Karso menoleh. Seorang lelaki muda, Pram, berdiri di ambang pintu dengan tatapan tajam. Pram adalah anak almarhum Pak Sastro, pemilik rumah itu yang dulu dikenal dermawan.
"Maaf, Nak. Saya kehausan. Dulu, air di padasan ini untuk siapa saja yang lewat," ujar Karso sopan.
Pram melipat tangannya. "Dulu memang begitu. Tapi sekarang, semua harus bayar. Air di sini bukan gratis!"
Karso mengernyit, bingung. Ia melihat papan kecil yang tergantung di samping padasan: "Air Segar, Rp 2.000 per Teguk."

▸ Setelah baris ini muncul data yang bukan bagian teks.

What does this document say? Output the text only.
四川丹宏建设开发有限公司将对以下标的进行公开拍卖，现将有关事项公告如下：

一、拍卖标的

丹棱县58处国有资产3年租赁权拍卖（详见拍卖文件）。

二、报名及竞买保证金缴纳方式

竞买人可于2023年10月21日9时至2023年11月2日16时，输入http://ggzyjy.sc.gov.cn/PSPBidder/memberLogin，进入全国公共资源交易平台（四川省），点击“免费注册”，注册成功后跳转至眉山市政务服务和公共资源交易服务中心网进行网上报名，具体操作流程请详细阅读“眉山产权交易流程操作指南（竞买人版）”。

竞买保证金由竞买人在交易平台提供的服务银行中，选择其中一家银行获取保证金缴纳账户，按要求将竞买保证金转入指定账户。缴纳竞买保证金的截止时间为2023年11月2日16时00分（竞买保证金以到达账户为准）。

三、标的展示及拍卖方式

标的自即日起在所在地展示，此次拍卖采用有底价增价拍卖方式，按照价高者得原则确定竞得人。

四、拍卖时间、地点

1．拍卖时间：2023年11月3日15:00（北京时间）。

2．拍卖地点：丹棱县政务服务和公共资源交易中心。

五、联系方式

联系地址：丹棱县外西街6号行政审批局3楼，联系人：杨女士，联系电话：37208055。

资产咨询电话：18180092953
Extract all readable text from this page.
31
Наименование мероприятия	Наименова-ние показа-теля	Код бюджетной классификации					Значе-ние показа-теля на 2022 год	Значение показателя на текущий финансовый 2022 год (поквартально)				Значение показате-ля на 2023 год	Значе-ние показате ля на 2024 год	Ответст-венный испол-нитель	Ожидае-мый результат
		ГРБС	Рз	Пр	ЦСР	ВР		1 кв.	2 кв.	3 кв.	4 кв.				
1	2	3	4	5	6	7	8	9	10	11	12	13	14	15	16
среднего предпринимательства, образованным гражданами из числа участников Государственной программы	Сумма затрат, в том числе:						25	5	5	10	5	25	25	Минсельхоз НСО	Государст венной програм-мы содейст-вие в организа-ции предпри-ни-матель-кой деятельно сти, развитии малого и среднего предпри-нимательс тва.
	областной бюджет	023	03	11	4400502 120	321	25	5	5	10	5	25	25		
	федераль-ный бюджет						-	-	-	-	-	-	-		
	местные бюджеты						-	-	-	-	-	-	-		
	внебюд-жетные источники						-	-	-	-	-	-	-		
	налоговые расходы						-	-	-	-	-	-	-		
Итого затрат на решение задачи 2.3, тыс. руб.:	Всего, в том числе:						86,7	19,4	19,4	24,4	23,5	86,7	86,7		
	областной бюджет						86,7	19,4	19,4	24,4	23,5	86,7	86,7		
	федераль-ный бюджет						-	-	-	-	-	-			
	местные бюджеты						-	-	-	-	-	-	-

Karso menarik napas dalam, lalu mengeluarkan dua lembar seribuan dari kantong lusuhnya. Dengan hati-hati, ia menyerahkan uang itu. "Ini, Nak. Semoga cukup."
Pram mengambil uang itu tanpa bicara, lalu berbalik masuk ke rumah. Karso menatap padasan itu dengan getir. "Urip iku mung mampir Ngombe. Hidup itu hanya mampir minum," gumamnya, lalu melanjutkan perjalanannya.
Malam itu, Pram terbangun oleh suara ketukan keras di pintu rumah.
"Tok! Tok! Tok!"
Ia mengintip dari jendela dan melihat Pak Marwan, seorang tetua desa, berdiri di luar. Wajah lelaki tua itu tampak serius.
"Ada apa malam-malam begini, Pak?" tanya Pram setelah membuka pintu.
Pak Marwan melangkah masuk tanpa dipersilakan. "Aku dengar kau mulai menjual air dari padasan ini," katanya tajam.
"Memang, Pak. Sekarang semua butuh uang. Lagi pula, air ini hasil usahaku sendiri."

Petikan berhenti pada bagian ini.